In the scenario modeled by the researchers, the concentration of CO2 in the atmosphere increases by 1 percent each year until the total amount is twice what it was on the planet before the Industrial Revolution. Negative emissions technologies then reduce carbon concentrations by 0.1 percent annually. (The study did not look at specific methods, but one option is to directly capture CO2 from the air, although this remains expensive and limited in scale.) In response, the atmosphere, land and oceans cool.
But something is starting to brew in the Southern Ocean. Its surface becomes colder but also saltier due to the formation of new sea ice: when seawater freezes, it sheds its salt, which then soaks into the surrounding waters and weighs down the surface layer. “At the same time, we have warm, deep waters,” Frey said. “At some point the water column becomes unstable, and then deep convection occurs.”

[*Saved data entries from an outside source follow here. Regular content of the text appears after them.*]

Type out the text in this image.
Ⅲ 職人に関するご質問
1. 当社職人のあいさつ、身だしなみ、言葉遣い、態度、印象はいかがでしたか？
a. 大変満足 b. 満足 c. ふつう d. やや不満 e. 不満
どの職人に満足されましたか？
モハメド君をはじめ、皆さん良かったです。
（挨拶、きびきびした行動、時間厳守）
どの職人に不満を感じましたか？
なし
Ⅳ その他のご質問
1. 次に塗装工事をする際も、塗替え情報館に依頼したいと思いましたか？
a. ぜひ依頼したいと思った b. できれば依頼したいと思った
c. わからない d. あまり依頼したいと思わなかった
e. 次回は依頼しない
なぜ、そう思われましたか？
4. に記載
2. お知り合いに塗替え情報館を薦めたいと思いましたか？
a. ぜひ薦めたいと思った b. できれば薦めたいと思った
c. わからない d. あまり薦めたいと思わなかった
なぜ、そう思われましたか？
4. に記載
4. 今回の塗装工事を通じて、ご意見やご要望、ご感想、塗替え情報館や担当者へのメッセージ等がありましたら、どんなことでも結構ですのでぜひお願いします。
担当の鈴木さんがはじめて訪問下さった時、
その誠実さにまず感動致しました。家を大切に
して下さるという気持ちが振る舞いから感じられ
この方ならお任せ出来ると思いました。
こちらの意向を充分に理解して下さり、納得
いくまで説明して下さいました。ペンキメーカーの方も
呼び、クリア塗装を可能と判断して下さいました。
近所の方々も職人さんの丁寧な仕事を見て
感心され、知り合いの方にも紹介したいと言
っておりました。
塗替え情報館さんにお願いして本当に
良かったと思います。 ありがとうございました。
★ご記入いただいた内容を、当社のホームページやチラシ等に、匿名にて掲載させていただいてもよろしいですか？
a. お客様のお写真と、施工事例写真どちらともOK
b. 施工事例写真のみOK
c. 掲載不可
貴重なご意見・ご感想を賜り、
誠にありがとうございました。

In other words, burping. This is just one way in which our planet's enormously complex and intertwined systems may respond to rising and falling emissions in the coming centuries. “There is a lot of uncertainty in the Earth system's response to net negative emissions—we don't understand it very well,” said Simon Fraser University climate scientist Kirsten Zickfeld. research this dynamic, but did not participate in the new article. “As this article shows, we may well encounter surprises along the way.”
To be clear, in this scenario, removing atmospheric carbon significantly reduces global temperatures, even including burps. And the faster we move away from fossil fuels, the less CO2 we will have to remove in the future. “Negative emissions and a reduced carbon load in the atmosphere is a good thing,” Williams said. “I would simply add that instead of making negative emissions, it is better not to make positive emissions at all.”